Rund 100 Kinder fahren bei einer Demonstration auf ihren Tretschleppern durch Bad Neustadt. Begleitet wurden sie dabei von ihren Eltern und auch der Polizei. © privat

Eine "Riesengaudi" sei die Aktion gewesen. Gestärkt wurden die Buben und Mädchen durch 86 Bratwürste, die am Ende aufgrund des Andrangs noch nicht einmal gereicht hätten. Auf dem Weg vom Marktplatz über die Falaiser Brücke schaltete dann auch die Polizei das Blaulicht für die Kinder an und lotste sie bis zur Hauptkundgebung der Bauern. "Ihr wollt ja richtig demonstrieren", habe ein Polizist zu den jungen Protestlern gesagt.

Bürgermeister soll Bauern beschimpft haben – dann stellen sie ihn zur Rede

Weniger harmonisch ging es bei einer Demonstration in Marquartstein im Landkreis Traunstein zu. Ein Video davon schlägt in den Sozialen Medien bereits hohe Wellen. Darin wirft ein Landwirt dem Bürgermeister der Gemeinde vor, Bauern beim Durchqueren der Ortschaft als "Klimakleber" beschimpft zu haben. Die Demonstranten sollten sich dem Video zufolge "verpissen", sonst würde Bürgermeister Andreas Scheck (Bürger für Marquartstein) die Polizei rufen.

Das wollten sich die Bauern offenbar nicht gefallen lassen. Sie positionierten sich daraufhin direkt vor dem Rathaus in Marquartstein und stellten den Ortsvorsteher zur Rede. Dabei machten sie Scheck klar, dass Bauern keine "Klimakleber" seien. "Wir wissen, dass wir den Verkehr blockieren, aber wir lassen jeden durch, der durch muss", heißt es in der Botschaft des Bauers im Internet. Hätte der Bürgermeister die Bauern am Montag gar nicht angesprochen, dann hätte in Marquartstein gar kein Protest stattgefunden, meint der Mann.

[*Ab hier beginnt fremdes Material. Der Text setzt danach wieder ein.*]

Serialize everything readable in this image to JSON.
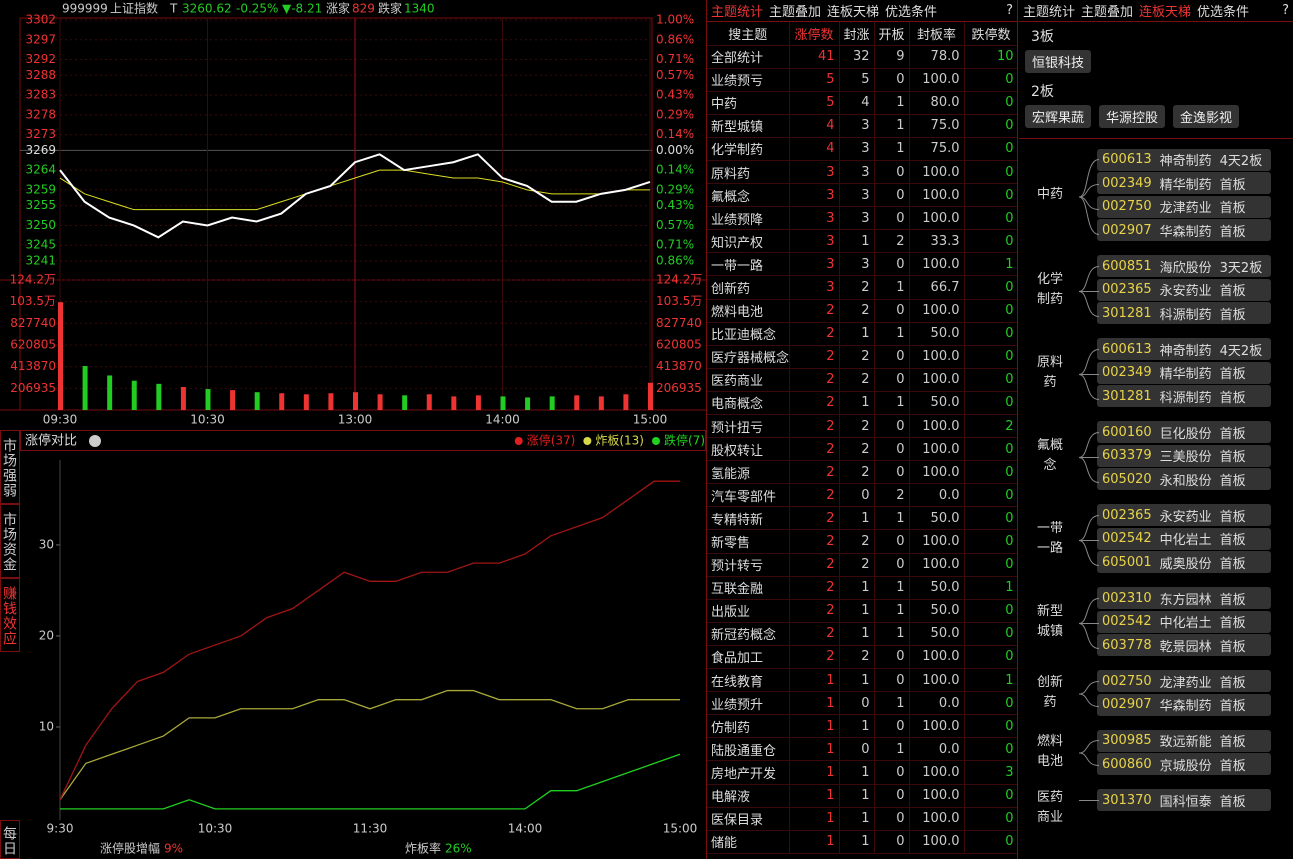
{
  "intraday": {
    "code": "999999",
    "name": "上证指数",
    "flag": "T",
    "price": 3260.62,
    "pct": "-0.25%",
    "change": "▼-8.21",
    "up_label": "涨家",
    "up": 829,
    "down_label": "跌家",
    "down": 1340,
    "price_lim": [
      3241,
      3302
    ],
    "price_ticks": [
      3302,
      3297,
      3292,
      3288,
      3283,
      3278,
      3273,
      3269,
      3264,
      3259,
      3255,
      3250,
      3245,
      3241
    ],
    "pct_ticks": [
      "1.00%",
      "0.86%",
      "0.71%",
      "0.57%",
      "0.43%",
      "0.29%",
      "0.14%",
      "0.00%",
      "0.14%",
      "0.29%",
      "0.43%",
      "0.57%",
      "0.71%",
      "0.86%"
    ],
    "xlim": [
      0,
      240
    ],
    "x": [
      0,
      10,
      20,
      30,
      40,
      50,
      60,
      70,
      80,
      90,
      100,
      110,
      120,
      130,
      140,
      150,
      160,
      170,
      180,
      190,
      200,
      210,
      220,
      230,
      240
    ],
    "price_series": [
      3264,
      3256,
      3252,
      3250,
      3247,
      3251,
      3250,
      3252,
      3251,
      3253,
      3258,
      3260,
      3266,
      3268,
      3264,
      3265,
      3266,
      3268,
      3262,
      3260,
      3256,
      3256,
      3258,
      3259,
      3261
    ],
    "avg_series": [
      3262,
      3258,
      3256,
      3254,
      3254,
      3254,
      3254,
      3254,
      3254,
      3256,
      3258,
      3260,
      3262,
      3264,
      3264,
      3263,
      3262,
      3262,
      3261,
      3259,
      3258,
      3258,
      3258,
      3259,
      3259
    ],
    "volume_lim": [
      0,
      1242000
    ],
    "volume_ticks": [
      {
        "value": 1242000,
        "label": "124.2万"
      },
      {
        "value": 1035000,
        "label": "103.5万"
      },
      827740,
      620805,
      413870,
      206935
    ],
    "volume": [
      1030000,
      420000,
      330000,
      280000,
      250000,
      220000,
      200000,
      190000,
      170000,
      160000,
      150000,
      160000,
      170000,
      150000,
      140000,
      150000,
      130000,
      140000,
      130000,
      120000,
      130000,
      140000,
      130000,
      150000,
      260000
    ],
    "time_ticks": [
      {
        "value": 0,
        "label": "09:30"
      },
      {
        "value": 60,
        "label": "10:30"
      },
      {
        "value": 120,
        "label": "13:00"
      },
      {
        "value": 180,
        "label": "14:00"
      },
      {
        "value": 240,
        "label": "15:00"
      }
    ]
  },
  "tabs": [
    "市场强弱",
    "市场资金",
    "赚钱效应",
    "每日"
  ],
  "limit_chart": {
    "type": "line",
    "title": "涨停对比",
    "xlim": [
      0,
      240
    ],
    "x": [
      0,
      10,
      20,
      30,
      40,
      50,
      60,
      70,
      80,
      90,
      100,
      110,
      120,
      130,
      140,
      150,
      160,
      170,
      180,
      190,
      200,
      210,
      220,
      230,
      240
    ],
    "xticks": [
      {
        "value": 0,
        "label": "9:30"
      },
      {
        "value": 60,
        "label": "10:30"
      },
      {
        "value": 120,
        "label": "11:30"
      },
      {
        "value": 180,
        "label": "14:00"
      },
      {
        "value": 240,
        "label": "15:00"
      }
    ],
    "ylim": [
      0,
      39
    ],
    "yticks": [
      10,
      20,
      30
    ],
    "series": [
      {
        "name": "涨停(37)",
        "color": "#e02020",
        "values": [
          2,
          8,
          12,
          15,
          16,
          18,
          19,
          20,
          22,
          23,
          25,
          27,
          26,
          26,
          27,
          27,
          28,
          28,
          29,
          31,
          32,
          33,
          35,
          37,
          37
        ]
      },
      {
        "name": "炸板(13)",
        "color": "#d8d84a",
        "values": [
          2,
          6,
          7,
          8,
          9,
          11,
          11,
          12,
          12,
          12,
          13,
          13,
          12,
          13,
          13,
          14,
          14,
          13,
          13,
          13,
          12,
          12,
          13,
          13,
          13
        ]
      },
      {
        "name": "跌停(7)",
        "color": "#20d020",
        "values": [
          1,
          1,
          1,
          1,
          1,
          2,
          1,
          1,
          1,
          1,
          1,
          1,
          1,
          1,
          1,
          1,
          1,
          1,
          1,
          3,
          3,
          4,
          5,
          6,
          7
        ]
      }
    ],
    "footer": [
      {
        "label": "涨停股增幅",
        "value": "9%"
      },
      {
        "label": "炸板率",
        "value": "26%"
      }
    ]
  },
  "themes": {
    "tabs": [
      "主题统计",
      "主题叠加",
      "连板天梯",
      "优选条件",
      "?"
    ],
    "columns": [
      "搜主题",
      "涨停数",
      "封涨",
      "开板",
      "封板率",
      "跌停数"
    ],
    "rows": [
      [
        "全部统计",
        41,
        32,
        9,
        "78.0",
        10
      ],
      [
        "业绩预亏",
        5,
        5,
        0,
        "100.0",
        0
      ],
      [
        "中药",
        5,
        4,
        1,
        "80.0",
        0
      ],
      [
        "新型城镇",
        4,
        3,
        1,
        "75.0",
        0
      ],
      [
        "化学制药",
        4,
        3,
        1,
        "75.0",
        0
      ],
      [
        "原料药",
        3,
        3,
        0,
        "100.0",
        0
      ],
      [
        "氟概念",
        3,
        3,
        0,
        "100.0",
        0
      ],
      [
        "业绩预降",
        3,
        3,
        0,
        "100.0",
        0
      ],
      [
        "知识产权",
        3,
        1,
        2,
        "33.3",
        0
      ],
      [
        "一带一路",
        3,
        3,
        0,
        "100.0",
        1
      ],
      [
        "创新药",
        3,
        2,
        1,
        "66.7",
        0
      ],
      [
        "燃料电池",
        2,
        2,
        0,
        "100.0",
        0
      ],
      [
        "比亚迪概念",
        2,
        1,
        1,
        "50.0",
        0
      ],
      [
        "医疗器械概念",
        2,
        2,
        0,
        "100.0",
        0
      ],
      [
        "医药商业",
        2,
        2,
        0,
        "100.0",
        0
      ],
      [
        "电商概念",
        2,
        1,
        1,
        "50.0",
        0
      ],
      [
        "预计扭亏",
        2,
        2,
        0,
        "100.0",
        2
      ],
      [
        "股权转让",
        2,
        2,
        0,
        "100.0",
        0
      ],
      [
        "氢能源",
        2,
        2,
        0,
        "100.0",
        0
      ],
      [
        "汽车零部件",
        2,
        0,
        2,
        "0.0",
        0
      ],
      [
        "专精特新",
        2,
        1,
        1,
        "50.0",
        0
      ],
      [
        "新零售",
        2,
        2,
        0,
        "100.0",
        0
      ],
      [
        "预计转亏",
        2,
        2,
        0,
        "100.0",
        0
      ],
      [
        "互联金融",
        2,
        1,
        1,
        "50.0",
        1
      ],
      [
        "出版业",
        2,
        1,
        1,
        "50.0",
        0
      ],
      [
        "新冠药概念",
        2,
        1,
        1,
        "50.0",
        0
      ],
      [
        "食品加工",
        2,
        2,
        0,
        "100.0",
        0
      ],
      [
        "在线教育",
        1,
        1,
        0,
        "100.0",
        1
      ],
      [
        "业绩预升",
        1,
        0,
        1,
        "0.0",
        0
      ],
      [
        "仿制药",
        1,
        1,
        0,
        "100.0",
        0
      ],
      [
        "陆股通重仓",
        1,
        0,
        1,
        "0.0",
        0
      ],
      [
        "房地产开发",
        1,
        1,
        0,
        "100.0",
        3
      ],
      [
        "电解液",
        1,
        1,
        0,
        "100.0",
        0
      ],
      [
        "医保目录",
        1,
        1,
        0,
        "100.0",
        0
      ],
      [
        "储能",
        1,
        1,
        0,
        "100.0",
        0
      ]
    ]
  },
  "ladder": {
    "tabs": [
      "主题统计",
      "主题叠加",
      "连板天梯",
      "优选条件",
      "?"
    ],
    "levels": [
      {
        "label": "3板",
        "stocks": [
          "恒银科技"
        ]
      },
      {
        "label": "2板",
        "stocks": [
          "宏辉果蔬",
          "华源控股",
          "金逸影视"
        ]
      }
    ],
    "groups": [
      {
        "theme": "中药",
        "stocks": [
          [
            "600613",
            "神奇制药",
            "4天2板"
          ],
          [
            "002349",
            "精华制药",
            "首板"
          ],
          [
            "002750",
            "龙津药业",
            "首板"
          ],
          [
            "002907",
            "华森制药",
            "首板"
          ]
        ]
      },
      {
        "theme": "化学制药",
        "stocks": [
          [
            "600851",
            "海欣股份",
            "3天2板"
          ],
          [
            "002365",
            "永安药业",
            "首板"
          ],
          [
            "301281",
            "科源制药",
            "首板"
          ]
        ]
      },
      {
        "theme": "原料药",
        "stocks": [
          [
            "600613",
            "神奇制药",
            "4天2板"
          ],
          [
            "002349",
            "精华制药",
            "首板"
          ],
          [
            "301281",
            "科源制药",
            "首板"
          ]
        ]
      },
      {
        "theme": "氟概念",
        "stocks": [
          [
            "600160",
            "巨化股份",
            "首板"
          ],
          [
            "603379",
            "三美股份",
            "首板"
          ],
          [
            "605020",
            "永和股份",
            "首板"
          ]
        ]
      },
      {
        "theme": "一带一路",
        "stocks": [
          [
            "002365",
            "永安药业",
            "首板"
          ],
          [
            "002542",
            "中化岩土",
            "首板"
          ],
          [
            "605001",
            "威奥股份",
            "首板"
          ]
        ]
      },
      {
        "theme": "新型城镇",
        "stocks": [
          [
            "002310",
            "东方园林",
            "首板"
          ],
          [
            "002542",
            "中化岩土",
            "首板"
          ],
          [
            "603778",
            "乾景园林",
            "首板"
          ]
        ]
      },
      {
        "theme": "创新药",
        "stocks": [
          [
            "002750",
            "龙津药业",
            "首板"
          ],
          [
            "002907",
            "华森制药",
            "首板"
          ]
        ]
      },
      {
        "theme": "燃料电池",
        "stocks": [
          [
            "300985",
            "致远新能",
            "首板"
          ],
          [
            "600860",
            "京城股份",
            "首板"
          ]
        ]
      },
      {
        "theme": "医药商业",
        "stocks": [
          [
            "301370",
            "国科恒泰",
            "首板"
          ]
        ]
      }
    ]
  }
}
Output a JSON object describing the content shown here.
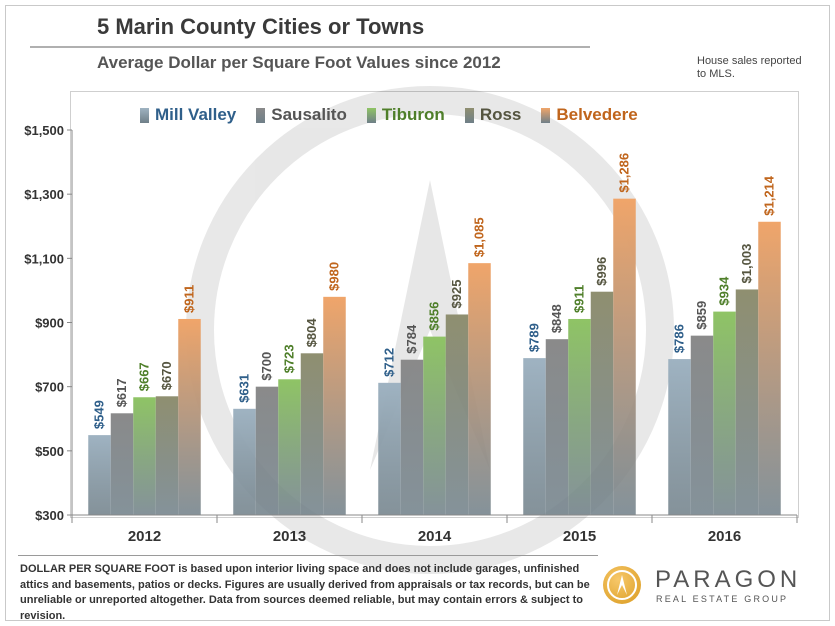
{
  "header": {
    "title": "5 Marin County Cities or Towns",
    "subtitle": "Average Dollar per Square Foot Values since 2012",
    "note": "House sales reported to MLS."
  },
  "chart_data": {
    "type": "bar",
    "categories": [
      "2012",
      "2013",
      "2014",
      "2015",
      "2016"
    ],
    "series": [
      {
        "name": "Mill Valley",
        "values": [
          549,
          631,
          712,
          789,
          786
        ],
        "color": "#9fb3c2",
        "label_color": "#2f5f8a"
      },
      {
        "name": "Sausalito",
        "values": [
          617,
          700,
          784,
          848,
          859
        ],
        "color": "#8a8a8a",
        "label_color": "#555555"
      },
      {
        "name": "Tiburon",
        "values": [
          667,
          723,
          856,
          911,
          934
        ],
        "color": "#8fc465",
        "label_color": "#4f7f2a"
      },
      {
        "name": "Ross",
        "values": [
          670,
          804,
          925,
          996,
          1003
        ],
        "color": "#8f8f70",
        "label_color": "#555540"
      },
      {
        "name": "Belvedere",
        "values": [
          911,
          980,
          1085,
          1286,
          1214
        ],
        "color": "#f0a56a",
        "label_color": "#c0651c"
      }
    ],
    "value_labels": [
      [
        "$549",
        "$617",
        "$667",
        "$670",
        "$911"
      ],
      [
        "$631",
        "$700",
        "$723",
        "$804",
        "$980"
      ],
      [
        "$712",
        "$784",
        "$856",
        "$925",
        "$1,085"
      ],
      [
        "$789",
        "$848",
        "$911",
        "$996",
        "$1,286"
      ],
      [
        "$786",
        "$859",
        "$934",
        "$1,003",
        "$1,214"
      ]
    ],
    "yticks": [
      300,
      500,
      700,
      900,
      1100,
      1300,
      1500
    ],
    "ytick_labels": [
      "$300",
      "$500",
      "$700",
      "$900",
      "$1,100",
      "$1,300",
      "$1,500"
    ],
    "ylim": [
      300,
      1500
    ],
    "xlabel": "",
    "ylabel": "",
    "legend_position": "top",
    "grid": false
  },
  "footnote": "DOLLAR PER SQUARE FOOT is based upon interior living space and does not include garages, unfinished attics and basements, patios or decks. Figures are usually derived from appraisals or tax records, but can be unreliable or unreported altogether. Data from sources deemed reliable, but may contain errors & subject to revision.",
  "logo": {
    "name": "PARAGON",
    "tagline": "REAL ESTATE GROUP"
  }
}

Doch jetzt müsse man nicht nur in Berlin "aufräumen", sondern auch in der Kommunalpolitik. "Ich weiß nicht, ob du das nicht mitgekriegt hast, aber in ganz Deutschland sind heute Demonstrationen und du hast auch eine Funktion als Bürgermeister", konfrontiert ein weiterer Protestler den Bürgermeister vor dem Rathaus. "Sie vertreten auch die Bevölkerung. Wenn Sie das nicht wissen, dann müssen Sie sich erstmal umschauen."

Nächste große Kundgebung des Bauernverbands in Augsburg

Auf AZ-Anfrage wollte sich Scheck zu den Vorkommnissen nicht äußern. Er bestritt den Vorfall nicht, wies jedoch darauf hin, dass einzelne seiner Aussagen von den Bauern inhaltlich aus dem Zusammenhang gerissen wurden.

Bis zum 15. Januar wollen die Bauern noch weiter auf die Straße gehen. In der Hauptstadt zeigen die Bauern besonders Durchhaltevermögen. Laut der "Berliner Zeitung" wollen dort einige bei Minusgraden vor dem Brandenburger Tor in den Traktoren übernachten. In Bayern geht es am Mittwoch mit einer Großveranstaltung in Augsburg weiter.